The Metropolitan Police leadership is not providing the support Londoners need in the wake of the Child Q scandal, the mayor of London has said.
Sadiq Khan said the case of the 15-year-old schoolgirl who was strip-searched after being falsely suspected of carrying hashish is “another example of the Met police falling below the standards we expect of them”.
He said he believed there were “deep cultural problems” in the strength of racism, sexism, homophobia and other forms of discrimination and that he expected a new commissioner to develop a plan for change.
Society will be less secure for all if certain communities cannot trust or trust the officers guarding the streets of Britain, he added.
Child Q was searched by female metropolitan police officers at her school in 2020 without another adult present and in the knowledge that she was menstruating.
A Local Child Safeguarding Practice Review, conducted by the City & Hackney Safeguarding Children Partnership (CHSCP) and published last week, concluded that the strip search should never have taken place, was unwarranted, and racism “probably had an influencing factor”.
Khan told the PA news agency: “The current commissioner may not like it, the Met Police Federation does not like it, but I think there are deep cultural problems in the police in relation to racism, sexism, homophobia, discrimination and think good about. “
He said he expects a new commissioner to present a plan for the service to change and regain public confidence.
He added: “It is possible on the one hand to say that we have many, many, decent, dedicated, brave officers, but on the other hand the Met Police management does not provide the support they need or that we need as a city. “
After the “traumatic” search, family members described the teenager as changing from a “happy-go-lucky girl to a timid recluse who hardly speaks”, who is now hurting herself and in need of therapy.

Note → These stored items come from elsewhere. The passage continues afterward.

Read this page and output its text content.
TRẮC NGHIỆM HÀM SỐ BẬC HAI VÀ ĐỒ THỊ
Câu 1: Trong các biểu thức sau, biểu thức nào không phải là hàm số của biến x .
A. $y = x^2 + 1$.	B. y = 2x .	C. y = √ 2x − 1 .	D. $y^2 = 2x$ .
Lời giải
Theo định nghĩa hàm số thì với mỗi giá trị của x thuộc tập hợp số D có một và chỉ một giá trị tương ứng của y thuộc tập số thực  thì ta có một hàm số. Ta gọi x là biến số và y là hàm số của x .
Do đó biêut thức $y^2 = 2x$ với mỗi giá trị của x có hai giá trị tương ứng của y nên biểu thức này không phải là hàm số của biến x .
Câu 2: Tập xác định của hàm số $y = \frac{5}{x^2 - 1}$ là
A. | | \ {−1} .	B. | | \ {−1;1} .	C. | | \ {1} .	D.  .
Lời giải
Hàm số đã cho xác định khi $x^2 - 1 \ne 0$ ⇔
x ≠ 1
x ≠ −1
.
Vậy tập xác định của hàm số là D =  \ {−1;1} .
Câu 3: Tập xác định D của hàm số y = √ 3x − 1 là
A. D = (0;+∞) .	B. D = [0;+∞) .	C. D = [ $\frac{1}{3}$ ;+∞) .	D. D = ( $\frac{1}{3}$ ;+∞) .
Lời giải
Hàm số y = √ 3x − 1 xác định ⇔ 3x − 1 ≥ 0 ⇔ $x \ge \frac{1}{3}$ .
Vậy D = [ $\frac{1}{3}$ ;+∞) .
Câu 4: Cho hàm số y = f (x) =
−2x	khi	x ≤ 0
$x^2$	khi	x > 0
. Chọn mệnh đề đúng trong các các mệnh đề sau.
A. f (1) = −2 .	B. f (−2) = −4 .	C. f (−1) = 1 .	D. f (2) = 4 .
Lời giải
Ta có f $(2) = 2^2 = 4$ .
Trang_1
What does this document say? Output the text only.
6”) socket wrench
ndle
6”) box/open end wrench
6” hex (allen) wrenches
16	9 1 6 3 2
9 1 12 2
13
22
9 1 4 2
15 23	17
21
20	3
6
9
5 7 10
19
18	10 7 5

Scotland Yard has apologized, saying the incident “should never have happened”.
Three police officers have been investigated for misconduct by the Independent Police Behavior Office (IOPC), which is finalizing its report.
The girl has filed a civil lawsuit against Metropolitan Police and her school, law firm Bhatt Murphy said.
The case has sparked outrage from politicians and the public, with Gender Equality Minister Kemi Badenoch calling it a “shocking incident” and protests taking place over the weekend in London.
The Met said it is working “very hard” to rebuild the trust that has been “deeply damaged” by a series of events.
Commander Dr Alison Heydari of the Met’s Frontline Policing Unit said: “While awaiting the results of the IOPC survey, we have already taken steps to ensure that our officers and staff have a renewed understanding of the policy of conducting a ‘further search’. and counseling on dealing with schools that ensures that children are treated like children.
“Along with this, local officers have been briefed on the incident and are alive in the face of community concerns.”